What great and wonderful things have your philosophers effected? They leave uncovered one of their shoulders; they let their hair grow long; they cultivate their beards; their nails are like the claws of wild beasts. Though they say that they want nothing, yet, like Proteus,[489] they need a currier for their wallet, and a weaver for their mantle, and a wood-cutter for their staff, and the rich,[490] and a cook also for their gluttony. O man competing with the dog,[491] you know not God, and so have turned to the imitation of an irrational animal. You cry out in public with an assumption of authority, and take upon you to avenge your own self; and if you receive nothing, you indulge in abuse, and philosophy is with you the art of getting money.

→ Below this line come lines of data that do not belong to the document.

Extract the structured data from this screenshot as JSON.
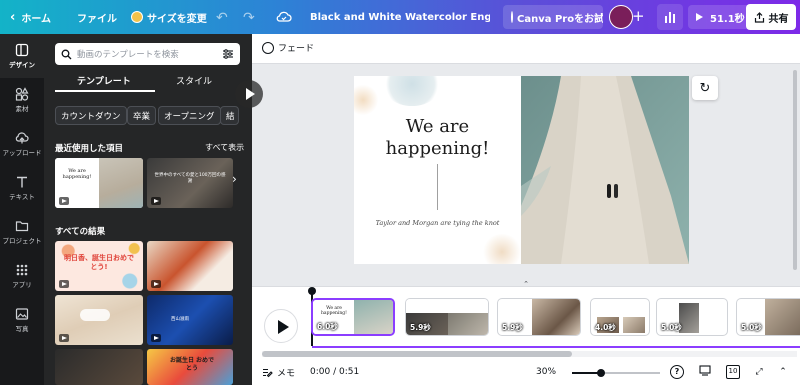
{
  "topbar": {
    "home_label": "ホーム",
    "file_label": "ファイル",
    "resize_label": "サイズを変更",
    "undo_icon": "undo-icon",
    "redo_icon": "redo-icon",
    "cloud_icon": "cloud-saved-icon",
    "doc_title": "Black and White Watercolor Engagement A...",
    "pro_label": "Canva Proをお試し...",
    "avatar_color": "#7a1e5a",
    "present_duration": "51.1秒",
    "share_label": "共有"
  },
  "rail": {
    "items": [
      {
        "label": "デザイン",
        "icon": "design-icon",
        "active": true
      },
      {
        "label": "素材",
        "icon": "elements-icon",
        "active": false
      },
      {
        "label": "アップロード",
        "icon": "upload-icon",
        "active": false
      },
      {
        "label": "テキスト",
        "icon": "text-icon",
        "active": false
      },
      {
        "label": "プロジェクト",
        "icon": "folder-icon",
        "active": false
      },
      {
        "label": "アプリ",
        "icon": "apps-icon",
        "active": false
      },
      {
        "label": "写真",
        "icon": "photo-icon",
        "active": false
      }
    ]
  },
  "panel": {
    "search_placeholder": "動画のテンプレートを検索",
    "tabs": [
      {
        "label": "テンプレート",
        "active": true
      },
      {
        "label": "スタイル",
        "active": false
      }
    ],
    "chips": [
      "カウントダウン",
      "卒業",
      "オープニング",
      "結"
    ],
    "recent_title": "最近使用した項目",
    "show_all": "すべて表示",
    "recent_thumbs": [
      {
        "text": "We are happening!"
      },
      {
        "text": "世界中のすべての愛と100万回の感謝"
      }
    ],
    "results_title": "すべての結果",
    "result_thumbs": [
      {
        "text": "明日香、誕生日おめでとう!"
      },
      {
        "text": ""
      },
      {
        "text": ""
      },
      {
        "text": "西山滋雨"
      },
      {
        "text": ""
      },
      {
        "text": "お誕生日 おめでとう"
      }
    ]
  },
  "toolbar": {
    "fade_label": "フェード"
  },
  "slide": {
    "title_line1": "We are",
    "title_line2": "happening!",
    "subtitle": "Taylor and Morgan are tying the knot"
  },
  "timeline": {
    "clips": [
      {
        "duration": "6.0秒",
        "active": true
      },
      {
        "duration": "5.9秒",
        "active": false
      },
      {
        "duration": "5.9秒",
        "active": false
      },
      {
        "duration": "4.0秒",
        "active": false
      },
      {
        "duration": "5.0秒",
        "active": false
      },
      {
        "duration": "5.0秒",
        "active": false
      }
    ]
  },
  "bottombar": {
    "memo_label": "メモ",
    "time": "0:00 / 0:51",
    "zoom": "30%",
    "zoom_level": 0.33,
    "page_count": "10",
    "help_label": "?"
  },
  "colors": {
    "accent": "#8b3dff",
    "gradient_start": "#13b3c8",
    "gradient_end": "#7d2ae8",
    "panel_bg": "#252627",
    "rail_bg": "#18191b"
  }
}
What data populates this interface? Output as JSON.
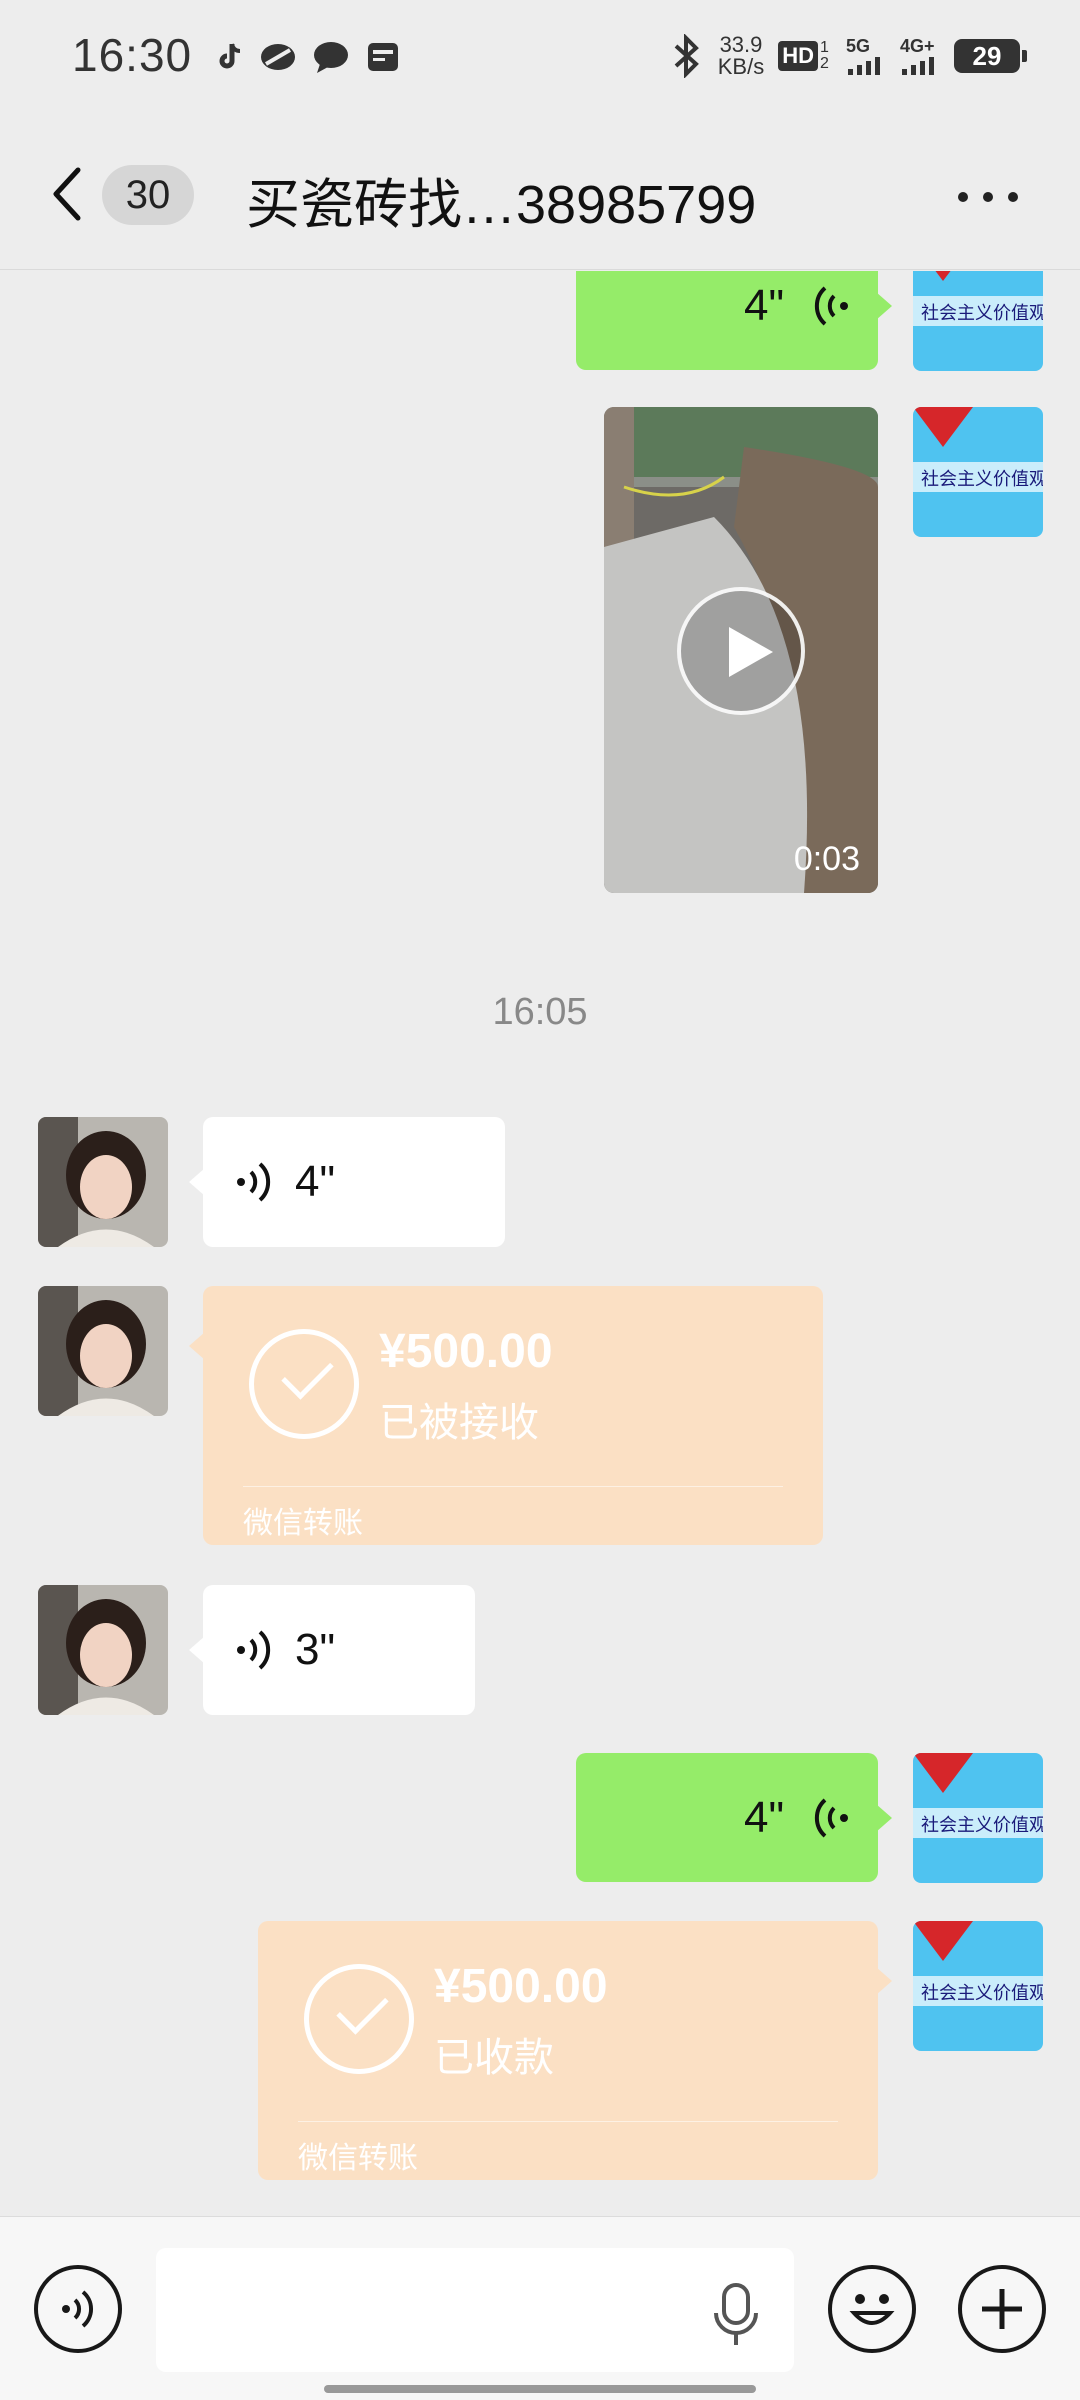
{
  "status_bar": {
    "time": "16:30",
    "net_speed_value": "33.9",
    "net_speed_unit": "KB/s",
    "hd_label": "HD",
    "hd_sub": "1 2",
    "signal_5g": "5G",
    "signal_4g": "4G+",
    "battery": "29"
  },
  "nav": {
    "unread_count": "30",
    "title": "买瓷砖找…38985799"
  },
  "messages": {
    "m1_duration": "4\"",
    "video_duration": "0:03",
    "timestamp": "16:05",
    "m3_duration": "4\"",
    "m4_amount": "¥500.00",
    "m4_status": "已被接收",
    "m4_label": "微信转账",
    "m5_duration": "3\"",
    "m6_duration": "4\"",
    "m7_amount": "¥500.00",
    "m7_status": "已收款",
    "m7_label": "微信转账"
  },
  "avatars": {
    "self_avatar_text": "社会主义核心价值观"
  },
  "input_bar": {
    "placeholder": ""
  },
  "colors": {
    "background": "#ededed",
    "sent_bubble": "#95ec69",
    "received_bubble": "#ffffff",
    "transfer_card": "#fbe0c4"
  }
}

You follow the doctrines of Plato, and a disciple of Epicurus lifts up his voice to oppose you. Again, you wish to be a disciple of Aristotle, and a follower of Democritus rails at you. Pythagoras says that he was Euphorbus, and he is the heir of thedoctrine of Pherecydes; but Aristotle impugns the immortality of the soul. You who receive from your predecessors doctrines which clash with one another, you the inharmonious, are fighting against the harmonious. One of you asserts that God is body, but I assert that He is without body; that the world is indestructible, but I say that it is to be destroyed; that a conflagration will take place at various times, but I say that it will come to pass once for all; that Minos and Rhadamanthus are judges, but I say that God Himself is Judge; that the soul alone is endowed with immortality, but I say that the flesh also is endowed with it.[492] What injury do we inflict upon you, O Greeks? Why do you hate those who follow the word of God, as if they were the vilest of mankind? It is not we who eat human flesh[493]—they among you who assert such a thing have been suborned as false witnesses; it is among you that Pelops is made a supper for the gods, although beloved by Poseidon, and Kronos devours his children, and Zeus swallows Metis.